Permission component implementation (Continued 3) (PostgreSQL)

Call dbpermission to determine permissions:

First, the program will call getdenyrule and getacceptrule of permission to obtain blocked or accepted rules.

Then, you can determine whether you have permissions one by one.

Currently, dbpermission does not contain denyrule, and acceptrule has only one ruleimpl.
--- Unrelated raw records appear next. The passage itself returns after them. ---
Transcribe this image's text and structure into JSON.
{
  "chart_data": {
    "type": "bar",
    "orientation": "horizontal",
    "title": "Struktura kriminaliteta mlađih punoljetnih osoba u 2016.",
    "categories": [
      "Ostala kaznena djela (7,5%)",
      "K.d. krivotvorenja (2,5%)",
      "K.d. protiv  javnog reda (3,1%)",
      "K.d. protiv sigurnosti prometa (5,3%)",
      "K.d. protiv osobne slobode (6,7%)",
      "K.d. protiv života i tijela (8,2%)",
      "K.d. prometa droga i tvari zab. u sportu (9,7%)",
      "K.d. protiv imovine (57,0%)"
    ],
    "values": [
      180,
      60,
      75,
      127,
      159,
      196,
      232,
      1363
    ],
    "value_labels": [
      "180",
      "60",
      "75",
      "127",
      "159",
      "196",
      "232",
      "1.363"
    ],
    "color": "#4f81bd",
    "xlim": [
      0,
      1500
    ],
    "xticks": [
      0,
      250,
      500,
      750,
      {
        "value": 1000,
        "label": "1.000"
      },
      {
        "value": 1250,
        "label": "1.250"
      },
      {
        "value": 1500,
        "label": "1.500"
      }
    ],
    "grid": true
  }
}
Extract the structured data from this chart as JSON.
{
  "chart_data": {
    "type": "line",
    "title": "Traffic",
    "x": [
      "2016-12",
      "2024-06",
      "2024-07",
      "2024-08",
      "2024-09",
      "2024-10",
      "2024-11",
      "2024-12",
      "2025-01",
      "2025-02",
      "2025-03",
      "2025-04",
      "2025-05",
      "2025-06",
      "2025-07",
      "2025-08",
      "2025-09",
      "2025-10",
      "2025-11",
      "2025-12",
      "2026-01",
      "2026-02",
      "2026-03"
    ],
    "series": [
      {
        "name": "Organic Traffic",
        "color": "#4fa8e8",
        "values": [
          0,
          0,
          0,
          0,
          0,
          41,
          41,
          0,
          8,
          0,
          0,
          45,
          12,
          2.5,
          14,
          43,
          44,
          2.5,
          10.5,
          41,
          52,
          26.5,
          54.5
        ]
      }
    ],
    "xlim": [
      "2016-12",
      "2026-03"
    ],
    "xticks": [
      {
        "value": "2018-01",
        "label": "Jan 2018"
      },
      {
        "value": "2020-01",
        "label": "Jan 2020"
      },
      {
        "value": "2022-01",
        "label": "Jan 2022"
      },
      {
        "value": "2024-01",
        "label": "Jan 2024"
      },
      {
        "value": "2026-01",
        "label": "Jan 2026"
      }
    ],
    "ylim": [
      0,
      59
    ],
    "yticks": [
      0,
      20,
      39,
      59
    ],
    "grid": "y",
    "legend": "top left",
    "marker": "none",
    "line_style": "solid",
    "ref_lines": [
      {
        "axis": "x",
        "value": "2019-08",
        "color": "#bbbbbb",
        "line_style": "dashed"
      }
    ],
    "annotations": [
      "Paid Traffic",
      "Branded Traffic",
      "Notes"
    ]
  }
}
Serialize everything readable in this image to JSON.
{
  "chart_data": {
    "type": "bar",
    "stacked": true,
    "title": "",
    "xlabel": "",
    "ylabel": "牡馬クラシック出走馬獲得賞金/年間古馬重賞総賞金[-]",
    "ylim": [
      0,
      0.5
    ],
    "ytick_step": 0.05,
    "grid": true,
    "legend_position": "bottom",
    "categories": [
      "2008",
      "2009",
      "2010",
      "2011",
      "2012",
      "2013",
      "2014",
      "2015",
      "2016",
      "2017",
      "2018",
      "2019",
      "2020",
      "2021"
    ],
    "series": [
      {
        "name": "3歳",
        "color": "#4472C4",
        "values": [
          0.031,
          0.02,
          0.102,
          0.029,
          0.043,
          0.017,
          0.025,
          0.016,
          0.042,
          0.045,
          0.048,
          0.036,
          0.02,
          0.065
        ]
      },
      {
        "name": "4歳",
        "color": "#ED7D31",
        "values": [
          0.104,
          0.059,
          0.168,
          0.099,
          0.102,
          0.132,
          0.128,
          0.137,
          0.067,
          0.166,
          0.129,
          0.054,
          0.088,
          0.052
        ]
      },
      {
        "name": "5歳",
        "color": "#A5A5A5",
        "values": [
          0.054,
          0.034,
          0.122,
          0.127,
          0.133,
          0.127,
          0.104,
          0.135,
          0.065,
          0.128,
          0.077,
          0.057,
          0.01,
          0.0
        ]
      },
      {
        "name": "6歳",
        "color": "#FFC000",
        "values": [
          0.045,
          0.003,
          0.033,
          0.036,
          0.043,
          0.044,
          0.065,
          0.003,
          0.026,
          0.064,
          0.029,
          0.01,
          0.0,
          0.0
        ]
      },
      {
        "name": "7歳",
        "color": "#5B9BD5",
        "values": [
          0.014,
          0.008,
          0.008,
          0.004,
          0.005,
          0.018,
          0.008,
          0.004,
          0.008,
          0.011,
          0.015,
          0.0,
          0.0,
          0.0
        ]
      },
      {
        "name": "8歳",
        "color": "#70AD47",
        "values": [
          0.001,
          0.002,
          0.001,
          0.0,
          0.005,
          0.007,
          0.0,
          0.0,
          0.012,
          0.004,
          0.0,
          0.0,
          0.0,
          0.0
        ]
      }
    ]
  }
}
The Judgment Rule of ruleimpl is to obtain the attribute corresponding to the same permission in the getpermissionprop attribute of the role for judgment,

If you do not have this attribute, you do not have the permission. if an attribute exists, you can determine whether the permissionitem (the permission item to be judged) of the permission matches the attribute corresponding to the role to determine whether the permission item can pass.

Of course, you can set the permissionprop of role in different ways during inheritance.

The permissionprop of the current dbrole is obtained from the tblpermissionrole table.

For example:

Tblrole table: ID name .................. 1 Finance

Tblpermission table ID permission subpermission property .....................

1 machine read Department; sex

2 measure null

Tblpermissionrole table ID role_id permission Properties

1 1 Machine: Read Department; 2; sex; 2

2 2 measure null

In the preceding example, role 1 has the machine: read permission when department is 2 and sex is 2,

Regardless of the parameter, you have the measure permission.